Gloxmul, le peuple te salue bien....
25/04/2005 à 19h05
d57.... tu peux développer?
Les autres: petit viatique et petites régles en dentisterie energetique, autrement appelée holistique*.
En avant premiére un bout du topo de capbreton... c'est comme le dernier Jugnot, je vous fait des bandes annonce :)
De la relation patient-praticien, de la responsabilité de la maladie :
1/Nous ne sommes pas là pour guérir nos patients, ce n'est ni notre rôle ni de notre ressort quand bien même on le voudrait.

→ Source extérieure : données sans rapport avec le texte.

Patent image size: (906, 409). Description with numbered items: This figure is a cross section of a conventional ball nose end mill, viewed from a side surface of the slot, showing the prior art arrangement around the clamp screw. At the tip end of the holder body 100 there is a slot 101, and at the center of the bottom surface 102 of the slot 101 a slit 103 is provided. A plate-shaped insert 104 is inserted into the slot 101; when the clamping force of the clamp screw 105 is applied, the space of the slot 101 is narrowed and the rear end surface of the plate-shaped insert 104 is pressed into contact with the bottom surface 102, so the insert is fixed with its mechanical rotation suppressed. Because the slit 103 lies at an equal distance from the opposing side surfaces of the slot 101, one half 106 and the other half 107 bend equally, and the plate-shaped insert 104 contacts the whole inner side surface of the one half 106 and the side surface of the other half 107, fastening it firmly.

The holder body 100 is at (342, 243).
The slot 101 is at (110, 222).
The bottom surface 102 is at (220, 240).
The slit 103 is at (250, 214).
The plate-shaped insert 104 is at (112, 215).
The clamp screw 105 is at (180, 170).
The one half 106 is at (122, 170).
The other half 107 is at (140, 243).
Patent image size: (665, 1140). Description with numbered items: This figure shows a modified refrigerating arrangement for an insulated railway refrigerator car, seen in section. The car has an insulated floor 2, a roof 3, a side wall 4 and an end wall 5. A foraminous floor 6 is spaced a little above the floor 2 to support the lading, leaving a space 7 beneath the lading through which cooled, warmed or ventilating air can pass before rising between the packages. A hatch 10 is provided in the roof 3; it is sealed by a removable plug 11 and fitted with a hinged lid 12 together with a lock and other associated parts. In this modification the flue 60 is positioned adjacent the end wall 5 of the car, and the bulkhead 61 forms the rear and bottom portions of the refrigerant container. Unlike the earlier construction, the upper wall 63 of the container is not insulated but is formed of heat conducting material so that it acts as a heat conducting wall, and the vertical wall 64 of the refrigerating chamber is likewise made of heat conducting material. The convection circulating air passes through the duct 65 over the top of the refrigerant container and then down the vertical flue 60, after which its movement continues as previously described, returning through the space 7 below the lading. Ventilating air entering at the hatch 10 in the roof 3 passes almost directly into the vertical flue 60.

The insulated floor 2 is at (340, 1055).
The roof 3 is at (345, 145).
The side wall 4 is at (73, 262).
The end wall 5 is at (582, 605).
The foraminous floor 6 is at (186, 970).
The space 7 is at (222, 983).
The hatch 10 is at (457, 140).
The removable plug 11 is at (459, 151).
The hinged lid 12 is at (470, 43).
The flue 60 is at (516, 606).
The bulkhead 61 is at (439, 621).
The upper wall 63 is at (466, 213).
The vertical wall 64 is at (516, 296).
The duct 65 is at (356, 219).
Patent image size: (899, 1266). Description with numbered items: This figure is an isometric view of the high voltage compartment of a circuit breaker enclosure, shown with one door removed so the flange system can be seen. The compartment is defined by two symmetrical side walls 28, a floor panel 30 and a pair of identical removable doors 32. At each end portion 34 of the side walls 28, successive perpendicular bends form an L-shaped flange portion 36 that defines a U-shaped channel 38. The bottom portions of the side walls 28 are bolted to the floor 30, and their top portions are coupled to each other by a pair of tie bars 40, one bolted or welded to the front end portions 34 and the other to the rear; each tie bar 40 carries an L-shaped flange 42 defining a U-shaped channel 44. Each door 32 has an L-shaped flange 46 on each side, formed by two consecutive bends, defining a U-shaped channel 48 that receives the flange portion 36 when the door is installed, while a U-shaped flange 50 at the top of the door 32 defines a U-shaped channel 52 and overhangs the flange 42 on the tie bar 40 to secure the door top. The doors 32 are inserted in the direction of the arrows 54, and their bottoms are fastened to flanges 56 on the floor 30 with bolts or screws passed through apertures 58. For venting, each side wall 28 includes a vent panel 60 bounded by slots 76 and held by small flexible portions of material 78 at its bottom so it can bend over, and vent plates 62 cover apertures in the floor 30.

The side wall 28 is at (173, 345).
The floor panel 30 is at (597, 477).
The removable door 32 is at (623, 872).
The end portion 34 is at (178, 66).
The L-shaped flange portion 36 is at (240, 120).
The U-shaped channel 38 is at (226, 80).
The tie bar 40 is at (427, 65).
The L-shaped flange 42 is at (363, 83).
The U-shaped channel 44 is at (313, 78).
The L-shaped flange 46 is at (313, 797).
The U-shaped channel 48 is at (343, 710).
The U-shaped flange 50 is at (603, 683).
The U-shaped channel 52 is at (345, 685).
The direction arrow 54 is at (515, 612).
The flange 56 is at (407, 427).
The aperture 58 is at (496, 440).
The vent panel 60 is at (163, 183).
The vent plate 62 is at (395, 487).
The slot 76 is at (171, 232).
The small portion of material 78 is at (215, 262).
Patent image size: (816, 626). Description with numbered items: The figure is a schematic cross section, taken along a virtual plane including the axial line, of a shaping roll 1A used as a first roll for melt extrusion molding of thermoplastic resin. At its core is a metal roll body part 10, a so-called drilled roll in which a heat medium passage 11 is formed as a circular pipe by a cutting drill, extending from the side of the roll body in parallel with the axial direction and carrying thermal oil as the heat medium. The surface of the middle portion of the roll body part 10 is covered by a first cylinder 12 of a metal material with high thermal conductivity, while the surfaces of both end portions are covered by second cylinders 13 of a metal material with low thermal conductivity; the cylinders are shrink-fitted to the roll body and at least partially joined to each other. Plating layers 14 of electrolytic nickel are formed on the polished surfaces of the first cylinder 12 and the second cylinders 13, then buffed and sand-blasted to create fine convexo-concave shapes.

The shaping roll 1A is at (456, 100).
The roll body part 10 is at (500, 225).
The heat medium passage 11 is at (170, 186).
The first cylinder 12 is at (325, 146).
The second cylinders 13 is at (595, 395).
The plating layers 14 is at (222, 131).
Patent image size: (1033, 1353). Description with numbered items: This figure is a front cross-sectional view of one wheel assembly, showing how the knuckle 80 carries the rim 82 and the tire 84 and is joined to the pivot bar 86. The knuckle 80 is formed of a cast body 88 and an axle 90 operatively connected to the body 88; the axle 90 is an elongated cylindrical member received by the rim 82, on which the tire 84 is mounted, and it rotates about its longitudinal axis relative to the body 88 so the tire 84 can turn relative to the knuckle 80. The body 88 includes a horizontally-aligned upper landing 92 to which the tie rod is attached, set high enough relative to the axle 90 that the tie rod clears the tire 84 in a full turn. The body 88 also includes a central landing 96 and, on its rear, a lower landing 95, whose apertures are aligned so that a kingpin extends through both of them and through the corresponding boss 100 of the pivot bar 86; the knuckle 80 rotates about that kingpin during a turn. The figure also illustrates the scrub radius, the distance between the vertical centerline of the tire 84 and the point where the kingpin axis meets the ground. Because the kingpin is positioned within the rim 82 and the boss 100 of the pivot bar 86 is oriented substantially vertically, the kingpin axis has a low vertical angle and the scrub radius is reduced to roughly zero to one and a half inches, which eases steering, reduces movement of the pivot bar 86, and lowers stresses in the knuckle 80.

2/Notre éducation et notre culture nous font dire que nous sommes malades lorsque les symptômes apparaissent alors que c'est l'inverse puisque vomissements, diarrhées, pertes et écoulements, abcès, tumeurs, éruptions cutanées ou fièvre sont autant de manières par lesquelles notre corps « sort ses poubelles » et entame la guérison.
La maladie précède les symptômes inflammatoire qui ne sont que la conséquence du processus de guérison !
On nous a appris à traiter les symptômes et à les faire disparaître, quelle erreur ! Cette une phase nécessaire au processus de guérison qu'il est impératif de laisser aller au bout ; la seule intervention qui soit autorisée est de rendre gérable cette étape ou d'infléchir la direction prise par le patient s'il en existe une meilleure et s'il veut bien emprunter cet autre itinéraire.
De la même façon qu'un processus de guérison physique, la résolution d'un conflit émotionnel se manifestera par une réaction inflammatoire plus ou moins violente. Selon la localisation cérébrale du conflit la localisation somatique des symptômes sera différente.
Par contre, s'il devrait être interdit de supprimer les symptômes, il n'est pas interdit de chercher la cause et de la traiter quand l'inflammation est redevenue gérable.
Autre cas de figure : le patient n'est pas conscient du problème, la maladie est là mais évolue à bas bruit et sa découverte est fortuite.
Il faudra alors faire un travail d'information et d'éveil auprès du patient, mettre en place une thérapeutique adaptée tout en étant attentif alors à la conséquence inéluctable de la prise de conscience de sa maladie par le patient: la réaction inflammatoire qui s'ensuivra, synonyme de processus de guérison mais qui sera quelquefois dramatique.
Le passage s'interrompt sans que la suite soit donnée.